C’est le lendemain matin que les choses commencèrent à se gâter pour moi. Au réveil, Pablo me sortit du lit et me colla contre le mur de toutes ses forces. Il m’avait fait énormément mal, je m’étais fracturé quelques côtes je crois. Je ne saurais jamais de toute façon, je n’ai pas été amené à l’hôpital vu qu’il ne voulait pas gaspiller son argent pour moi. Il m’a menacé, me disant que si un jour je tentais quelque chose avec sa fille il me tuerait. Et bien entendu, maman ne me protégea pas ce jour-là. Et c’est à ce moment précis que j’ai commencé à perdre tout confiance en elle, et à tous les autres membres de cette baraque. Ulysse et Wolfgang savaient ce qu’il s’était passé et ne voulaient plus m’adresser la parole, se moquant de moi sans cesse. Allez-y, moquez-vous ! Mais ce n’était pas eux qui se moquaient de moi, c’était Dieu. L’auteur de tous mes malheurs, ça ne pouvait venir que de lui. Rien n’allait dans ma vie. Au moins avant j’avais Halloween. Mais elle fuyait mon regard. Ça arrivait pourtant à tout le monde d’oublier de toquer. Je ne pense pas qu’Halloween m’en voulait. Elle était sûrement très gênée par la situation, et les choses ne tarderaient pas à se débloquer.
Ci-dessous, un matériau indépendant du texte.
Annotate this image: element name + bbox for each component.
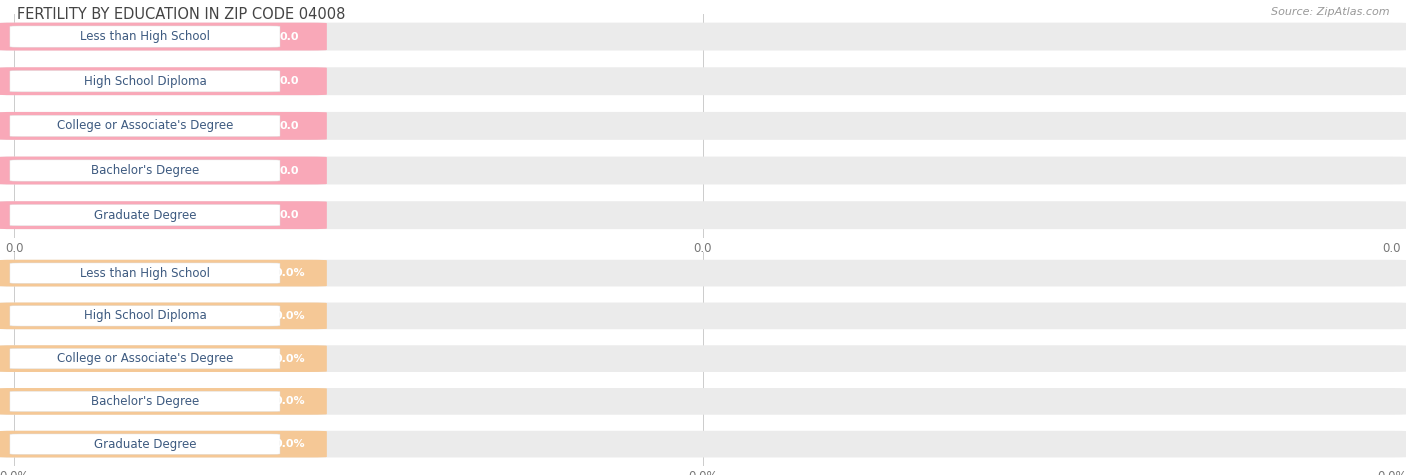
FancyBboxPatch shape bbox=[0, 303, 326, 329]
FancyBboxPatch shape bbox=[10, 263, 280, 283]
Text: 0.0: 0.0 bbox=[280, 210, 299, 220]
FancyBboxPatch shape bbox=[0, 303, 1406, 329]
Text: Less than High School: Less than High School bbox=[80, 266, 209, 280]
Text: College or Associate's Degree: College or Associate's Degree bbox=[56, 119, 233, 133]
FancyBboxPatch shape bbox=[0, 260, 326, 286]
Text: Bachelor's Degree: Bachelor's Degree bbox=[91, 395, 200, 408]
FancyBboxPatch shape bbox=[0, 157, 326, 184]
Text: Bachelor's Degree: Bachelor's Degree bbox=[91, 164, 200, 177]
Text: 0.0: 0.0 bbox=[280, 165, 299, 176]
FancyBboxPatch shape bbox=[10, 391, 280, 411]
Text: 0.0: 0.0 bbox=[280, 31, 299, 42]
Text: 0.0%: 0.0% bbox=[274, 439, 305, 449]
Text: Graduate Degree: Graduate Degree bbox=[94, 209, 197, 222]
FancyBboxPatch shape bbox=[10, 71, 280, 92]
Text: College or Associate's Degree: College or Associate's Degree bbox=[56, 352, 233, 365]
FancyBboxPatch shape bbox=[10, 26, 280, 47]
FancyBboxPatch shape bbox=[0, 67, 1406, 95]
Text: 0.0%: 0.0% bbox=[274, 353, 305, 364]
FancyBboxPatch shape bbox=[0, 112, 1406, 140]
Text: High School Diploma: High School Diploma bbox=[83, 75, 207, 88]
Text: Less than High School: Less than High School bbox=[80, 30, 209, 43]
FancyBboxPatch shape bbox=[0, 67, 326, 95]
FancyBboxPatch shape bbox=[10, 306, 280, 326]
FancyBboxPatch shape bbox=[10, 205, 280, 226]
FancyBboxPatch shape bbox=[0, 23, 1406, 50]
Text: FERTILITY BY EDUCATION IN ZIP CODE 04008: FERTILITY BY EDUCATION IN ZIP CODE 04008 bbox=[17, 7, 346, 22]
Text: 0.0: 0.0 bbox=[280, 121, 299, 131]
FancyBboxPatch shape bbox=[10, 160, 280, 181]
FancyBboxPatch shape bbox=[0, 431, 1406, 457]
FancyBboxPatch shape bbox=[0, 431, 326, 457]
FancyBboxPatch shape bbox=[10, 115, 280, 136]
FancyBboxPatch shape bbox=[0, 157, 1406, 184]
Text: 0.0: 0.0 bbox=[280, 76, 299, 86]
FancyBboxPatch shape bbox=[10, 434, 280, 454]
Text: Graduate Degree: Graduate Degree bbox=[94, 437, 197, 451]
FancyBboxPatch shape bbox=[0, 388, 1406, 415]
FancyBboxPatch shape bbox=[0, 23, 326, 50]
FancyBboxPatch shape bbox=[0, 112, 326, 140]
FancyBboxPatch shape bbox=[0, 345, 326, 372]
Text: 0.0%: 0.0% bbox=[274, 268, 305, 278]
FancyBboxPatch shape bbox=[0, 345, 1406, 372]
FancyBboxPatch shape bbox=[10, 349, 280, 369]
Text: 0.0%: 0.0% bbox=[274, 311, 305, 321]
FancyBboxPatch shape bbox=[0, 201, 1406, 229]
Text: High School Diploma: High School Diploma bbox=[83, 309, 207, 323]
FancyBboxPatch shape bbox=[0, 260, 1406, 286]
Text: Source: ZipAtlas.com: Source: ZipAtlas.com bbox=[1271, 7, 1389, 17]
Text: 0.0%: 0.0% bbox=[274, 396, 305, 407]
FancyBboxPatch shape bbox=[0, 201, 326, 229]
FancyBboxPatch shape bbox=[0, 388, 326, 415]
C’est alors qu’arriva ce qui fut probablement la pire période de toute ma vie. Maman tomba enceinte. Quelle merveilleuse idée, mais oui maman. C’est vrai que tu es une mère fantastique, toujours présente pour ton fils. Tu sais, ton fils ! Celui que tu couvres de cadeaux, celui que tu embrasses quand tu reviens le soir, à qui tu fais des câlins quand tu le vois et celui que tu défends quand on le menace de mort. Tu ne vois pas ? Oh, cherche un peu. Creuse-toi un peu les méninges. Et puis, après tout, je pense que je peux le dire sans aucune honte maintenant ; va te faire foutre maman ! Cette mère indigne nous a annoncé ça alors qu’elle était déjà grosse comme une baleine. En plus fallait qu’on fasse l’air surpris. « Non ? Quoi ? On n’avait rien vu venir ! », des trucs comme ça, m’voyez ? Ils nous ont vendu ce bébé comme étant « le lien qui n’avait jamais pu être établi entre nos deux familles ». Mon cul, ouais. Je ne me sentais pas du tout visé quand ils ont dit ça, mais alors pas du tout. Ils attendaient quoi de ma part ? Que je sois heureux ? Que je saute de joie ? Et il dormirait où ce bébé d’abord ? Parce que bon il y avait plus aucune chambre de disponible. Et on n’allait pas demander aux enfants rois de partager leur chambre, on aurait pu les froisser. Et Halloween n’aurait jamais partagé sa chambre non plus, ce n’était pas la dernière. Non, il ne restait que moi. J’allais devoir partager ma chambre, quelle joie ! Je détestais déjà cet enfant et il n’était pas encore né.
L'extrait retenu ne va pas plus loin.